«А я? В свои двадцать шесть?» — пришло в голову, но сейчас же и выскочило, потому что «про это» потом, потом…
… Когда-то, в доперестроечные годы, я была в Доме литераторов со своим десятым классом на поэтическом вечере. Вспомнилось, как схватила за толстую ручку входной высокой, тяжелой двери. И дыхание перехватило, когда шагнула в вестибюль, словно бы вот сейчас мне навстречу выйдут всякие-разные знаменитости, а мне будет так неловко, так не по себе…
Видимо, моя душа тогда была настроена на удивление, и я удивлялась всему, что видела вокруг в мире муз. Даже зеркалам в вестибюле, даже лестнице, застланной ковровой дорожкой, что вела на второй этаж в большой, заставленный мягкими креслами, зал. здесь кругом, вроде, и пахло как-то особенно. Здесь — вообще, чудилось мне, было что-то сродни пушкинскому Лукоморью, полному сказочных неожиданностей и поразительных внезапностей. А уж когда на сцене появились «живые» поэты, когда «сама» Белла Ахмадулина, в черном костюме то ли Гамлета, то ли пажа, в высоких черных сапогах пошла навстречу жадным глазам переполненного зала, — я невольно, вместе со всеми, ахнула и замерла молитвенно…
Тогда я «живьем» увидела знаменитого Евгения Евтушенко, знаменитого Андрея Вознесенского.

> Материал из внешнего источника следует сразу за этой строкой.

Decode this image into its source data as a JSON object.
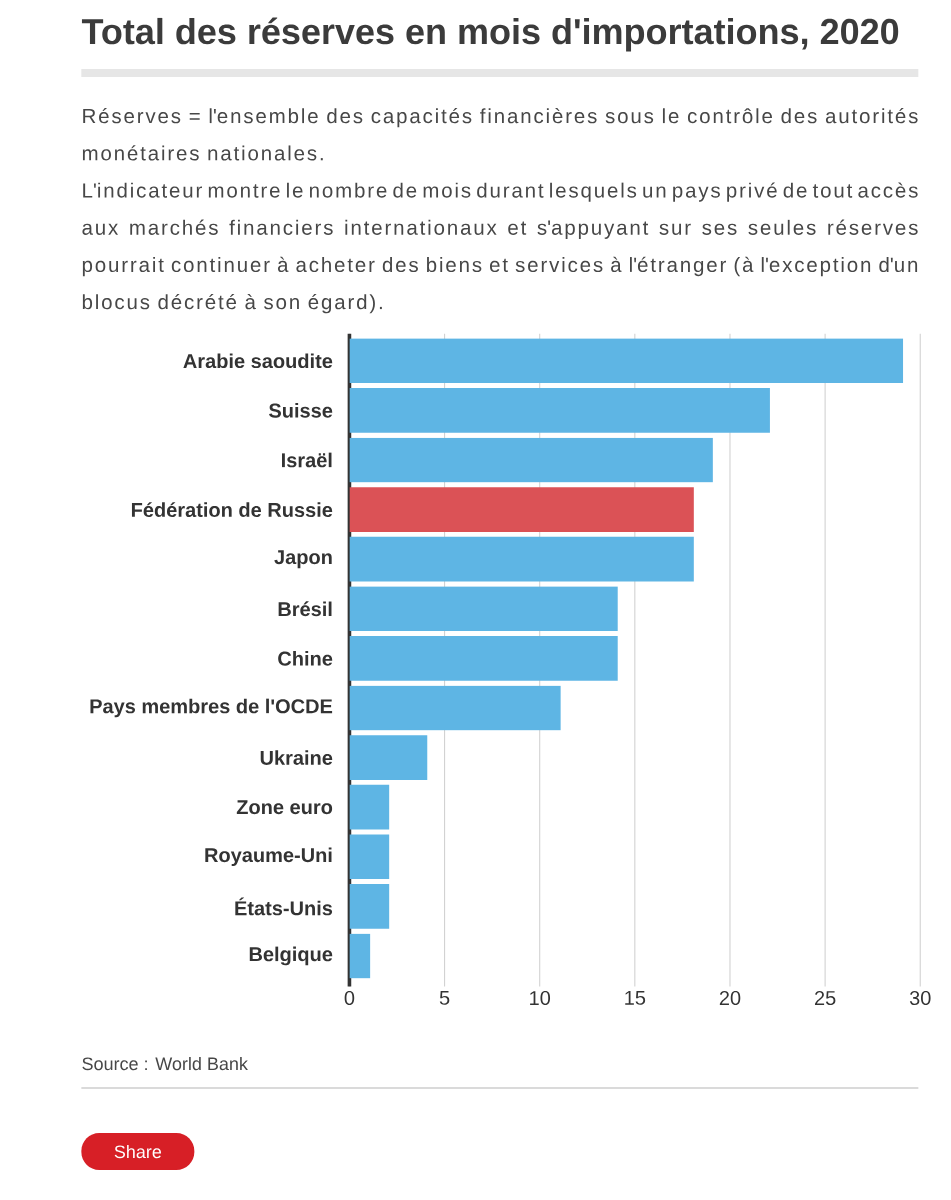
{
  "chart_data": {
    "type": "bar",
    "orientation": "horizontal",
    "title": "Total des réserves en mois d'importations, 2020",
    "subtitle": "Réserves = l'ensemble des capacités financières sous le contrôle des autorités monétaires nationales.",
    "annotations": [
      "L'indicateur montre le nombre de mois durant lesquels un pays privé de tout accès aux marchés financiers internationaux et s'appuyant sur ses seules réserves pourrait continuer à acheter des biens et services à l'étranger (à l'exception d'un blocus décrété à son égard).",
      "Source : World Bank",
      "Share"
    ],
    "categories": [
      "Arabie saoudite",
      "Suisse",
      "Israël",
      "Fédération de Russie",
      "Japon",
      "Brésil",
      "Chine",
      "Pays membres de l'OCDE",
      "Ukraine",
      "Zone euro",
      "Royaume-Uni",
      "États-Unis",
      "Belgique"
    ],
    "values": [
      29.1,
      22.1,
      19.1,
      18.1,
      18.1,
      14.1,
      14.1,
      11.1,
      4.1,
      2.1,
      2.1,
      2.1,
      1.1
    ],
    "colors": [
      "#5eb5e4",
      "#5eb5e4",
      "#5eb5e4",
      "#db5256",
      "#5eb5e4",
      "#5eb5e4",
      "#5eb5e4",
      "#5eb5e4",
      "#5eb5e4",
      "#5eb5e4",
      "#5eb5e4",
      "#5eb5e4",
      "#5eb5e4"
    ],
    "xlim": [
      0,
      30
    ],
    "xticks": [
      0,
      5,
      10,
      15,
      20,
      25,
      30
    ],
    "grid": "x"
  }
}
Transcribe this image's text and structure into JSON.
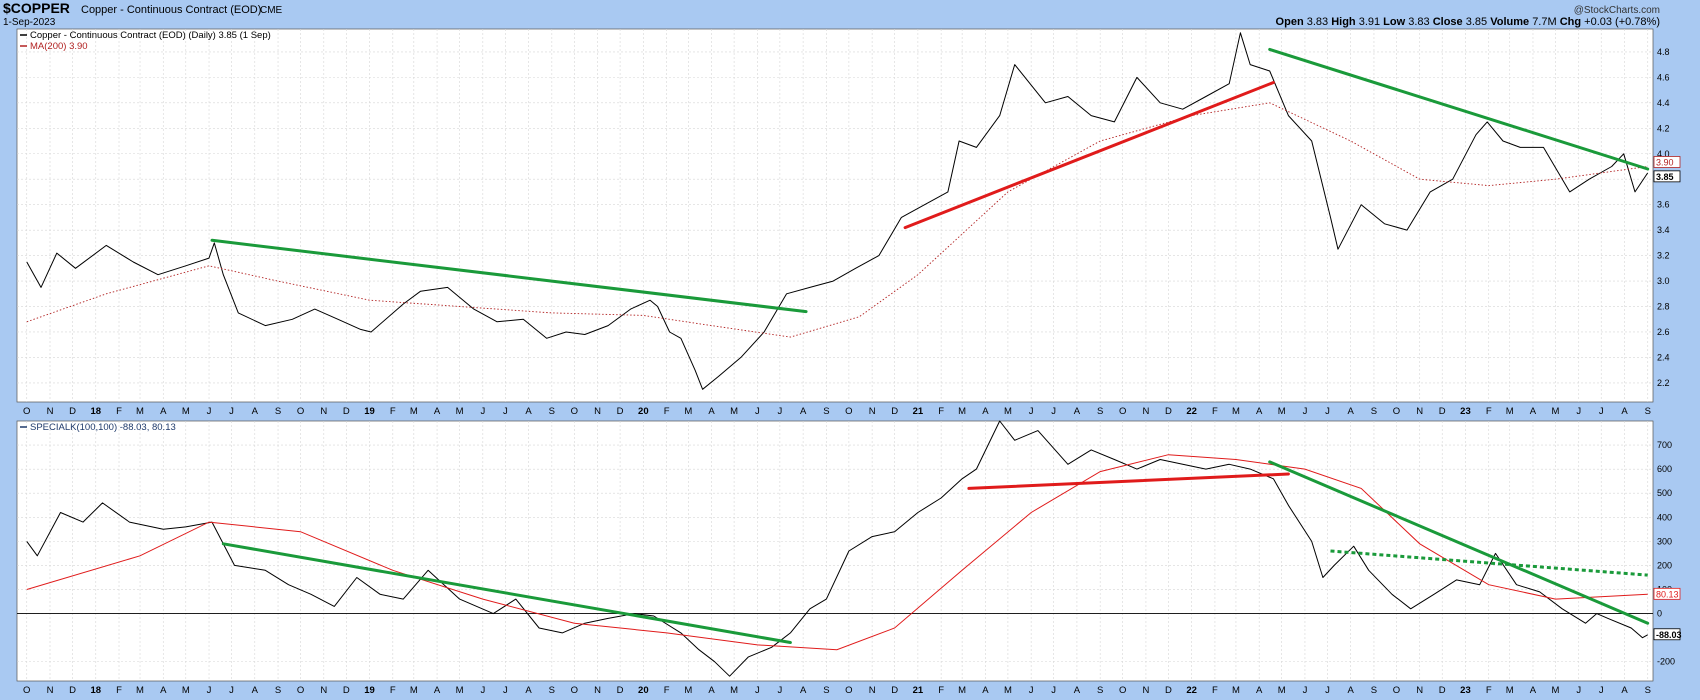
{
  "header": {
    "symbol": "$COPPER",
    "name": "Copper - Continuous Contract (EOD)",
    "exchange": "CME",
    "date": "1-Sep-2023",
    "watermark": "@StockCharts.com",
    "quote": [
      {
        "label": "Open",
        "value": "3.83"
      },
      {
        "label": "High",
        "value": "3.91"
      },
      {
        "label": "Low",
        "value": "3.83"
      },
      {
        "label": "Close",
        "value": "3.85"
      },
      {
        "label": "Volume",
        "value": "7.7M"
      },
      {
        "label": "Chg",
        "value": "+0.03 (+0.78%)"
      }
    ]
  },
  "colors": {
    "background": "#a9c9f2",
    "plot": "#ffffff",
    "price": "#000000",
    "ma": "#b22222",
    "specialk": "#1f3a6b",
    "signal": "#e01b1b",
    "green": "#1a9a3a",
    "red": "#e01b1b"
  },
  "chart_data": [
    {
      "type": "line",
      "legend": [
        {
          "text": "Copper - Continuous Contract (EOD) (Daily) 3.85 (1 Sep)",
          "color": "#000000"
        },
        {
          "text": "MA(200) 3.90",
          "color": "#b22222"
        }
      ],
      "yticks": [
        "2.2",
        "2.4",
        "2.6",
        "2.8",
        "3.0",
        "3.2",
        "3.4",
        "3.6",
        "3.8",
        "4.0",
        "4.2",
        "4.4",
        "4.6",
        "4.8"
      ],
      "ylim": [
        2.05,
        4.98
      ],
      "last_value_labels": [
        "3.90",
        "3.85"
      ],
      "series": [
        {
          "name": "Copper - Continuous Contract (EOD) (Daily)",
          "style": "solid",
          "x": [
            "2017-10-01",
            "2017-10-20",
            "2017-11-10",
            "2017-12-05",
            "2018-01-15",
            "2018-02-20",
            "2018-03-25",
            "2018-05-01",
            "2018-06-01",
            "2018-06-08",
            "2018-06-20",
            "2018-07-10",
            "2018-08-15",
            "2018-09-20",
            "2018-10-20",
            "2018-11-20",
            "2018-12-20",
            "2019-01-03",
            "2019-02-15",
            "2019-03-10",
            "2019-04-15",
            "2019-05-20",
            "2019-06-20",
            "2019-07-25",
            "2019-08-25",
            "2019-09-20",
            "2019-10-15",
            "2019-11-15",
            "2019-12-15",
            "2020-01-10",
            "2020-01-20",
            "2020-02-05",
            "2020-02-20",
            "2020-03-10",
            "2020-03-20",
            "2020-04-10",
            "2020-05-10",
            "2020-06-10",
            "2020-07-10",
            "2020-08-10",
            "2020-09-10",
            "2020-10-10",
            "2020-11-10",
            "2020-12-10",
            "2021-01-10",
            "2021-02-10",
            "2021-02-25",
            "2021-03-20",
            "2021-04-20",
            "2021-05-10",
            "2021-06-20",
            "2021-07-20",
            "2021-08-20",
            "2021-09-20",
            "2021-10-20",
            "2021-11-20",
            "2021-12-20",
            "2022-01-20",
            "2022-02-20",
            "2022-03-07",
            "2022-03-20",
            "2022-04-15",
            "2022-05-10",
            "2022-06-10",
            "2022-07-05",
            "2022-07-15",
            "2022-08-15",
            "2022-09-15",
            "2022-10-15",
            "2022-11-15",
            "2022-12-15",
            "2023-01-15",
            "2023-01-30",
            "2023-02-20",
            "2023-03-15",
            "2023-04-15",
            "2023-05-20",
            "2023-06-15",
            "2023-07-15",
            "2023-07-31",
            "2023-08-15",
            "2023-09-01"
          ],
          "values": [
            3.15,
            2.95,
            3.22,
            3.1,
            3.28,
            3.15,
            3.05,
            3.12,
            3.18,
            3.3,
            3.05,
            2.75,
            2.65,
            2.7,
            2.78,
            2.7,
            2.62,
            2.6,
            2.82,
            2.92,
            2.95,
            2.78,
            2.68,
            2.7,
            2.55,
            2.6,
            2.58,
            2.65,
            2.78,
            2.85,
            2.8,
            2.6,
            2.55,
            2.3,
            2.15,
            2.25,
            2.4,
            2.6,
            2.9,
            2.95,
            3.0,
            3.1,
            3.2,
            3.5,
            3.6,
            3.7,
            4.1,
            4.05,
            4.3,
            4.7,
            4.4,
            4.45,
            4.3,
            4.25,
            4.6,
            4.4,
            4.35,
            4.45,
            4.55,
            4.95,
            4.7,
            4.65,
            4.3,
            4.1,
            3.5,
            3.25,
            3.6,
            3.45,
            3.4,
            3.7,
            3.8,
            4.15,
            4.25,
            4.1,
            4.05,
            4.05,
            3.7,
            3.8,
            3.9,
            4.0,
            3.7,
            3.85
          ]
        },
        {
          "name": "MA(200)",
          "style": "dotted",
          "x": [
            "2017-10-01",
            "2018-01-15",
            "2018-06-01",
            "2018-09-01",
            "2019-01-01",
            "2019-05-01",
            "2019-09-01",
            "2020-01-01",
            "2020-04-01",
            "2020-07-15",
            "2020-10-15",
            "2021-01-01",
            "2021-05-01",
            "2021-09-01",
            "2022-01-01",
            "2022-04-15",
            "2022-08-01",
            "2022-11-01",
            "2023-02-01",
            "2023-05-01",
            "2023-09-01"
          ],
          "values": [
            2.68,
            2.9,
            3.12,
            3.0,
            2.85,
            2.8,
            2.75,
            2.73,
            2.65,
            2.56,
            2.72,
            3.05,
            3.7,
            4.1,
            4.3,
            4.4,
            4.1,
            3.8,
            3.75,
            3.8,
            3.9
          ]
        },
        {
          "name": "green trendline",
          "style": "trend-green",
          "x": [
            "2018-06-05",
            "2020-08-05"
          ],
          "values": [
            3.32,
            2.76
          ]
        },
        {
          "name": "red trendline",
          "style": "trend-red",
          "x": [
            "2020-12-15",
            "2022-04-20"
          ],
          "values": [
            3.42,
            4.56
          ]
        },
        {
          "name": "green trendline",
          "style": "trend-green",
          "x": [
            "2022-04-15",
            "2023-09-01"
          ],
          "values": [
            4.82,
            3.88
          ]
        }
      ]
    },
    {
      "type": "line",
      "legend": [
        {
          "text": "SPECIALK(100,100) -88.03, 80.13",
          "color": "#1f3a6b"
        }
      ],
      "yticks": [
        "-200",
        "0",
        "100",
        "200",
        "300",
        "400",
        "500",
        "600",
        "700"
      ],
      "ylim": [
        -280,
        800
      ],
      "zero_line": 0,
      "last_value_labels": [
        "80.13",
        "-88.03"
      ],
      "series": [
        {
          "name": "SPECIALK",
          "style": "solid",
          "x": [
            "2017-10-01",
            "2017-10-15",
            "2017-11-15",
            "2017-12-15",
            "2018-01-10",
            "2018-02-15",
            "2018-04-01",
            "2018-05-01",
            "2018-06-05",
            "2018-07-05",
            "2018-08-15",
            "2018-09-15",
            "2018-10-15",
            "2018-11-15",
            "2018-12-15",
            "2019-01-15",
            "2019-02-15",
            "2019-03-20",
            "2019-05-01",
            "2019-06-15",
            "2019-07-15",
            "2019-08-15",
            "2019-09-15",
            "2019-10-15",
            "2019-11-15",
            "2019-12-20",
            "2020-01-15",
            "2020-02-20",
            "2020-03-15",
            "2020-04-05",
            "2020-04-25",
            "2020-05-20",
            "2020-06-20",
            "2020-07-15",
            "2020-08-10",
            "2020-09-01",
            "2020-10-01",
            "2020-11-01",
            "2020-12-01",
            "2021-01-01",
            "2021-02-01",
            "2021-03-01",
            "2021-03-20",
            "2021-04-20",
            "2021-05-10",
            "2021-06-10",
            "2021-07-20",
            "2021-08-20",
            "2021-09-20",
            "2021-10-20",
            "2021-11-20",
            "2021-12-20",
            "2022-01-20",
            "2022-02-20",
            "2022-03-20",
            "2022-04-20",
            "2022-05-10",
            "2022-06-10",
            "2022-06-25",
            "2022-07-10",
            "2022-08-05",
            "2022-08-25",
            "2022-09-25",
            "2022-10-20",
            "2022-11-20",
            "2022-12-20",
            "2023-01-20",
            "2023-02-10",
            "2023-03-10",
            "2023-04-10",
            "2023-05-10",
            "2023-06-10",
            "2023-06-25",
            "2023-07-10",
            "2023-08-10",
            "2023-08-25",
            "2023-09-01"
          ],
          "values": [
            300,
            240,
            420,
            380,
            460,
            380,
            350,
            360,
            380,
            200,
            180,
            120,
            80,
            30,
            150,
            80,
            60,
            180,
            60,
            0,
            60,
            -60,
            -80,
            -40,
            -20,
            0,
            -10,
            -80,
            -150,
            -200,
            -260,
            -180,
            -140,
            -80,
            20,
            60,
            260,
            320,
            340,
            420,
            480,
            560,
            600,
            800,
            720,
            760,
            620,
            680,
            640,
            600,
            640,
            620,
            600,
            620,
            600,
            560,
            450,
            300,
            150,
            200,
            280,
            180,
            80,
            20,
            80,
            140,
            120,
            250,
            120,
            90,
            20,
            -40,
            0,
            -20,
            -60,
            -100,
            -88
          ]
        },
        {
          "name": "Signal",
          "style": "thin",
          "x": [
            "2017-10-01",
            "2018-03-01",
            "2018-06-01",
            "2018-10-01",
            "2019-02-01",
            "2019-06-01",
            "2019-10-01",
            "2020-02-01",
            "2020-06-01",
            "2020-09-15",
            "2020-12-01",
            "2021-03-01",
            "2021-06-01",
            "2021-09-01",
            "2021-12-01",
            "2022-03-01",
            "2022-06-01",
            "2022-08-15",
            "2022-11-01",
            "2023-02-01",
            "2023-05-01",
            "2023-09-01"
          ],
          "values": [
            100,
            240,
            380,
            340,
            180,
            60,
            -40,
            -80,
            -130,
            -150,
            -60,
            180,
            420,
            590,
            660,
            640,
            600,
            520,
            290,
            120,
            60,
            80
          ]
        },
        {
          "name": "green trendline",
          "style": "trend-green",
          "x": [
            "2018-06-20",
            "2020-07-15"
          ],
          "values": [
            290,
            -120
          ]
        },
        {
          "name": "red trendline",
          "style": "trend-red",
          "x": [
            "2021-03-10",
            "2022-05-10"
          ],
          "values": [
            520,
            580
          ]
        },
        {
          "name": "green trendline",
          "style": "trend-green",
          "x": [
            "2022-04-15",
            "2023-09-01"
          ],
          "values": [
            630,
            -40
          ]
        },
        {
          "name": "green dotted trendline",
          "style": "trend-green-dotted",
          "x": [
            "2022-07-05",
            "2023-09-01"
          ],
          "values": [
            260,
            160
          ]
        }
      ]
    }
  ],
  "xaxis": {
    "ticks": [
      {
        "date": "2017-10-01",
        "label": "O"
      },
      {
        "date": "2017-11-01",
        "label": "N"
      },
      {
        "date": "2017-12-01",
        "label": "D"
      },
      {
        "date": "2018-01-01",
        "label": "18"
      },
      {
        "date": "2018-02-01",
        "label": "F"
      },
      {
        "date": "2018-03-01",
        "label": "M"
      },
      {
        "date": "2018-04-01",
        "label": "A"
      },
      {
        "date": "2018-05-01",
        "label": "M"
      },
      {
        "date": "2018-06-01",
        "label": "J"
      },
      {
        "date": "2018-07-01",
        "label": "J"
      },
      {
        "date": "2018-08-01",
        "label": "A"
      },
      {
        "date": "2018-09-01",
        "label": "S"
      },
      {
        "date": "2018-10-01",
        "label": "O"
      },
      {
        "date": "2018-11-01",
        "label": "N"
      },
      {
        "date": "2018-12-01",
        "label": "D"
      },
      {
        "date": "2019-01-01",
        "label": "19"
      },
      {
        "date": "2019-02-01",
        "label": "F"
      },
      {
        "date": "2019-03-01",
        "label": "M"
      },
      {
        "date": "2019-04-01",
        "label": "A"
      },
      {
        "date": "2019-05-01",
        "label": "M"
      },
      {
        "date": "2019-06-01",
        "label": "J"
      },
      {
        "date": "2019-07-01",
        "label": "J"
      },
      {
        "date": "2019-08-01",
        "label": "A"
      },
      {
        "date": "2019-09-01",
        "label": "S"
      },
      {
        "date": "2019-10-01",
        "label": "O"
      },
      {
        "date": "2019-11-01",
        "label": "N"
      },
      {
        "date": "2019-12-01",
        "label": "D"
      },
      {
        "date": "2020-01-01",
        "label": "20"
      },
      {
        "date": "2020-02-01",
        "label": "F"
      },
      {
        "date": "2020-03-01",
        "label": "M"
      },
      {
        "date": "2020-04-01",
        "label": "A"
      },
      {
        "date": "2020-05-01",
        "label": "M"
      },
      {
        "date": "2020-06-01",
        "label": "J"
      },
      {
        "date": "2020-07-01",
        "label": "J"
      },
      {
        "date": "2020-08-01",
        "label": "A"
      },
      {
        "date": "2020-09-01",
        "label": "S"
      },
      {
        "date": "2020-10-01",
        "label": "O"
      },
      {
        "date": "2020-11-01",
        "label": "N"
      },
      {
        "date": "2020-12-01",
        "label": "D"
      },
      {
        "date": "2021-01-01",
        "label": "21"
      },
      {
        "date": "2021-02-01",
        "label": "F"
      },
      {
        "date": "2021-03-01",
        "label": "M"
      },
      {
        "date": "2021-04-01",
        "label": "A"
      },
      {
        "date": "2021-05-01",
        "label": "M"
      },
      {
        "date": "2021-06-01",
        "label": "J"
      },
      {
        "date": "2021-07-01",
        "label": "J"
      },
      {
        "date": "2021-08-01",
        "label": "A"
      },
      {
        "date": "2021-09-01",
        "label": "S"
      },
      {
        "date": "2021-10-01",
        "label": "O"
      },
      {
        "date": "2021-11-01",
        "label": "N"
      },
      {
        "date": "2021-12-01",
        "label": "D"
      },
      {
        "date": "2022-01-01",
        "label": "22"
      },
      {
        "date": "2022-02-01",
        "label": "F"
      },
      {
        "date": "2022-03-01",
        "label": "M"
      },
      {
        "date": "2022-04-01",
        "label": "A"
      },
      {
        "date": "2022-05-01",
        "label": "M"
      },
      {
        "date": "2022-06-01",
        "label": "J"
      },
      {
        "date": "2022-07-01",
        "label": "J"
      },
      {
        "date": "2022-08-01",
        "label": "A"
      },
      {
        "date": "2022-09-01",
        "label": "S"
      },
      {
        "date": "2022-10-01",
        "label": "O"
      },
      {
        "date": "2022-11-01",
        "label": "N"
      },
      {
        "date": "2022-12-01",
        "label": "D"
      },
      {
        "date": "2023-01-01",
        "label": "23"
      },
      {
        "date": "2023-02-01",
        "label": "F"
      },
      {
        "date": "2023-03-01",
        "label": "M"
      },
      {
        "date": "2023-04-01",
        "label": "A"
      },
      {
        "date": "2023-05-01",
        "label": "M"
      },
      {
        "date": "2023-06-01",
        "label": "J"
      },
      {
        "date": "2023-07-01",
        "label": "J"
      },
      {
        "date": "2023-08-01",
        "label": "A"
      },
      {
        "date": "2023-09-01",
        "label": "S"
      }
    ]
  }
}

И подразочаровалась… Потому что мне нравилась в поэтах неустроенность, смятение, неприспособленность. А все эти полустарые и староватые гении были отлично одеты и никакого бунтарства в их рифмованных речах не нащупала… И сердце мое остыло к концу «представления»… Хотя тот же Евтушенко очень страстно, до ярости, читал свою «Братскую ГЭС», прославлявшую, естественно, советскую власть, а Андрей Вознесенский в своих «треугольных» стихах пылко славил Владимира Ильича.
И когда началась перестройка и вдруг я опять своими ушами услыхала, какие все это были страдальцы, как им испортила жизнь эта самая советская власть, — моему, пусть наивному изумлению не было конца. Мне думалось: «И это поэты? Врали и поэты выходит, и такой симбиоз возможен?»
… На этот раз меня Дом литераторов встретил сумраком вестибюля, где пахло нежилым, плесневелым. Парень в черной форме с «билайном» в руках, подошел тотчас и спросил:
— Вы к кому?
— А вы кто тут будете? — резонно отозвалась я.
Он сморгнул белесыми ресницами:
— Охрана. Ресторан охраняем.
— Начиная от входа, что ли?
— Ну!
— Интересные дела, — сказала я. — От кого ресторан-то охраняете? От писателей, что ли?
— Юмор? — сурово спросил он и нехорошо прищурился. — От грабителей. Ваши документы.
— Фига! — сказала я, злясь. — Сначала твое удостоверение! Быстро!